The circadian timing system as a toxicity target of the anticancer mTOR inhibitor everolimus in mice

ÖZTÜRK N. , OKYAR A. , Li X., Levi F.

17th World Congress of Basic and Clinical Pharmacology (WCP2014), Cape Town, South Africa, 13 - 18 July 2014, vol.115, no.1, pp.318

  • Publication Type: Conference Paper / Full Text
  • Volume: 115
  • City: Cape Town
  • Country: South Africa
  • Page Numbers: pp.318


Background: The adaptation of chemotherapy to circadian rhythms, termed chronotherapy, improves anticancer drug tolerability and antitumor efficacy in mammals. The circadian timing system (CTS) determines the optimal timing and 24-h waveform of drug tolerability. Yet treatment itself can alter the CTS. Everolimus is mTOR inhibitor which is active against renal and breast cancers. Our aim was to investigate the effects of everolimus on the circadian rhythms in body temperature and rest-activity as physiological biomarkers of the CTS in mice. Methods: C57BL/6J male mice were synchronized with 12 h of Light and 12 h of Dark (LD12:12, with Zeitgeber Time 0 - ZT0 - corresponding to L onset) and implanted intraperitoneally with a telemetric temperature and activity sensor. Ten days later, everolimus (5 or 10 mg/kg) or vehicle were orally administered at ZT1, ZT7, ZT13 or ZT19 daily for 14 days. Temperature and locomotor activity were automatically recorded. Results: Everolimus suppressed or altered both rest-activity and temperature rhythms as a function of dose and drug timing. Most severe alterations in all cosinor-computed rhythm parameters (24-h mean, period, amplitude, time of maximum) were found in mice dosed with 10 mg/kg at ZT1 (resting span).
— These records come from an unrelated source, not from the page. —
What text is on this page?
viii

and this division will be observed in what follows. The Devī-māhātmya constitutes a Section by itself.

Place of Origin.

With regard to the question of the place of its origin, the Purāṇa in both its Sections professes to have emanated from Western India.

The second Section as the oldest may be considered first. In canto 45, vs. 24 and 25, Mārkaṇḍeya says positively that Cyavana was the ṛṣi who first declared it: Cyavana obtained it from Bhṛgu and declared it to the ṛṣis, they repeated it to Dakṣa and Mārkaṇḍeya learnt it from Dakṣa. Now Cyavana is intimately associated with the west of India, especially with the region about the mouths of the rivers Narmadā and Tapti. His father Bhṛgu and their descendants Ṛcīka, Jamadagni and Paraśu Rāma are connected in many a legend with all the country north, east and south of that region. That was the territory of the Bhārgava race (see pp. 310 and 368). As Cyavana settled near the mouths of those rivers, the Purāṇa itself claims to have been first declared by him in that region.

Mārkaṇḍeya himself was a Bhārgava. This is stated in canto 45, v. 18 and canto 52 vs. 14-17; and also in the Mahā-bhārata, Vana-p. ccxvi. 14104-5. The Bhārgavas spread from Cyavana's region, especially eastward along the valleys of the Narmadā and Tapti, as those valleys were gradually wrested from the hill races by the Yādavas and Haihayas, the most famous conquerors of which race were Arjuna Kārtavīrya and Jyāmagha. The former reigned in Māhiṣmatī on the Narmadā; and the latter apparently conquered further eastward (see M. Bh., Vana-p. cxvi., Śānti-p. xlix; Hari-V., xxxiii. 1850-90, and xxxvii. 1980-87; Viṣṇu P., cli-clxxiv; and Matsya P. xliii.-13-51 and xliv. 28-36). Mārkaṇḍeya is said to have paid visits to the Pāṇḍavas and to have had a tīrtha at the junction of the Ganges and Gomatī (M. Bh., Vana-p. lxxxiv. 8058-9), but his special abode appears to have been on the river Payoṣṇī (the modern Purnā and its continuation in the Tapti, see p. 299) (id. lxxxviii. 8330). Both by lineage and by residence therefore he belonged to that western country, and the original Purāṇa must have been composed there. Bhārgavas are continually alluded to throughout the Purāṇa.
In contrast, circadian rhythms remained robust in those mice treated with 5 mg/kg at ZT13 (activity span). The overall toxicity of 5 mg/kg everolimus for 14 days was mild, without any mortality. Mean body weight loss was twice as large in mice on 5 mg/kg at ZT1 as compared to ZT13 (12.9% vs. 5.5%, ANOVA P < 0.001). Everolimus dose of 10 mg/kg caused lethal toxicities that varied dramatically according to drug timing, resulting in 50% mortality following dosing at ZT1 or ZT7, and no toxic death in mice treated at ZT13. Using body weight loss as an endpoint, dose and timing were found as independent critical factors for everolimus tolerability (ANOVA, P < 0.001 and P = 0.035, respectively). Conclusions: Circadian timing was a critical as dose for the determination of everolimus tolerability in mice. These findings support the concept of everolimus chronotherapy for minimizing the severe adverse events of this yet effective drug in the clinic.